The recipients are over 30 startups and the three major investors, accounting for more than a third of all investment were: Circle – the social payment provider whose Bitcoin P2P payment app recently got integrated in Apple’s iOS 10, the sidechain developer Blockstream and the distributed ledger solutions (DLT) provider Digital Asset holdings.

The report entitled “The Future of Blockchain: Bitcoin, Remittance, ID Verification & Smart Contracts 2016-2021”, highlights the increasing diversification of the applications of the blockchain technology ranging from identity to asset management. The report notes that the banking sector is particularly proactive in the adoption and deployment of the DLT technology.

Not long ago several major Japanese banks announced their intention to build a blockchain-based fund transferring system with the DLT-based real-time gross settlement system (RTGS), currency exchange and remittance network Ripple.

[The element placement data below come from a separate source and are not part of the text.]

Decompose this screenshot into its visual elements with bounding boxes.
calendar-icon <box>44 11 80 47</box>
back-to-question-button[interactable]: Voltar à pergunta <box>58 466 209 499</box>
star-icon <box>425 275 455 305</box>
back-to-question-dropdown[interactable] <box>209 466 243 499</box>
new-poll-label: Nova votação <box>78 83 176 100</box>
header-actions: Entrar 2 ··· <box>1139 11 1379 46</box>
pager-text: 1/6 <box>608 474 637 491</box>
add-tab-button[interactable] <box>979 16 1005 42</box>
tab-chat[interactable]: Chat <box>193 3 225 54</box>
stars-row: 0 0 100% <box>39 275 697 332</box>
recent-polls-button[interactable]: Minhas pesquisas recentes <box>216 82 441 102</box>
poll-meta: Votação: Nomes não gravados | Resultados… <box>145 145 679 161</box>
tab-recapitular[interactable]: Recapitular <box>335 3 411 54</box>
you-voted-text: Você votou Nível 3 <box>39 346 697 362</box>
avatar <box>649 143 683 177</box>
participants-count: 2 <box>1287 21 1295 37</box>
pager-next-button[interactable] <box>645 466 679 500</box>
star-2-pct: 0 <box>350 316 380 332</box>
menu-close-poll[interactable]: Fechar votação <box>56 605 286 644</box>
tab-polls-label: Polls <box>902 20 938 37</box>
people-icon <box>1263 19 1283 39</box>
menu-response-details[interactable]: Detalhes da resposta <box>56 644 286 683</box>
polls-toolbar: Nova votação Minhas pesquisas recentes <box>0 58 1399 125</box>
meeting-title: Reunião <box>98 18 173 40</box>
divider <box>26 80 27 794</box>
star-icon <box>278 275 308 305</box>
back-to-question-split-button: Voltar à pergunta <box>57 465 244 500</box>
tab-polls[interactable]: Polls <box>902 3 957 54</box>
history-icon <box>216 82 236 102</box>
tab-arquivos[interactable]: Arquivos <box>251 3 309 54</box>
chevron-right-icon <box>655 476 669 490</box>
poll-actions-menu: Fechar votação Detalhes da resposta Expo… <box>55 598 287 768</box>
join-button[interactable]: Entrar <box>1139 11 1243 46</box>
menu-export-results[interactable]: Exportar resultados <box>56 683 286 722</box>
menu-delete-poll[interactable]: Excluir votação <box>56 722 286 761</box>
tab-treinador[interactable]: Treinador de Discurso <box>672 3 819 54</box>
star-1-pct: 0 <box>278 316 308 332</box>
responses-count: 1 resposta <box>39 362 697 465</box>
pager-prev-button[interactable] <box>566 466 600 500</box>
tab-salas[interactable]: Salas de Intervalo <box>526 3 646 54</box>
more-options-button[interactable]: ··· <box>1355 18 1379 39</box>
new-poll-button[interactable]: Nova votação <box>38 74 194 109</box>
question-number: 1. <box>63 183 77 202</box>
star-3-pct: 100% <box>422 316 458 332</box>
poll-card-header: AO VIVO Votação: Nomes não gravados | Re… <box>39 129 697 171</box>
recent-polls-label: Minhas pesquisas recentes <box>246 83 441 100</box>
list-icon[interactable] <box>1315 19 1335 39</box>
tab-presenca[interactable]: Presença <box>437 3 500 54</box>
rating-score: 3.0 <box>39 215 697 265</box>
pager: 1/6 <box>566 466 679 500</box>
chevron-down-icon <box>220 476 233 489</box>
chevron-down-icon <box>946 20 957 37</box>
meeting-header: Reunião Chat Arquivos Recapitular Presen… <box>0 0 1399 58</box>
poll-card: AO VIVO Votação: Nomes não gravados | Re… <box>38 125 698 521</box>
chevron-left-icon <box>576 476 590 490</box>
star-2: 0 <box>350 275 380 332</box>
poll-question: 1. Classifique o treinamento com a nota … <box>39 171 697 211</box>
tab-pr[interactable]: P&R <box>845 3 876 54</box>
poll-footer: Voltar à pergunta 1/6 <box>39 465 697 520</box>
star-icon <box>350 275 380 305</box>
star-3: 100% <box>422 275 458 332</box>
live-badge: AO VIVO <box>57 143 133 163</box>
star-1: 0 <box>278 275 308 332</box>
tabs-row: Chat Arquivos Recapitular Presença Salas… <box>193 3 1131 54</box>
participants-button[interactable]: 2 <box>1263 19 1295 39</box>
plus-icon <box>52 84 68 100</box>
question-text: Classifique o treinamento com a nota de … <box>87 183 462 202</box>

Also recently, a leading markets operator, ICAP, said it has joined forces with the financial services company BNY Mellon, Deutsche Bank, Banco Santander, the UBS financial services company and the enterprise technology Clearmatics to further the development of the blockchain-based Utility Settlement Coin (USC) concept.

At the same time, European Securities and Markets Authority (ESMA) and the Bank of Russia said they were also looking into various applications of blockchain in the financial sector.

The findings of Juniper Research claim that the introduction of blockchain-based systems would substantially reduce the risk of error and the time necessary for error checking, as well as lower the costs of cross-border remittance fees for consumers.

The study, however, cautioned that the blockchain technology is not infallible and bears the potential risk of bugs or flaws that are visible to all users of that particular blockchain and can be exploited. Like for example the June hack of the Ethereum’s Distributed Autonomous Organization (DAO) when a someone broke into the blockchain and, exploiting a loophole in the system, stole Ethers worth around $80 million by then exchange rates.

“While blockchain technology offers the potential for increased speed, transparency and security across an array of verticals, there has to be rigorous and robust roadtesting in each unique use case before any decision is taken,” noted the author of the research Dr Windsor Holden.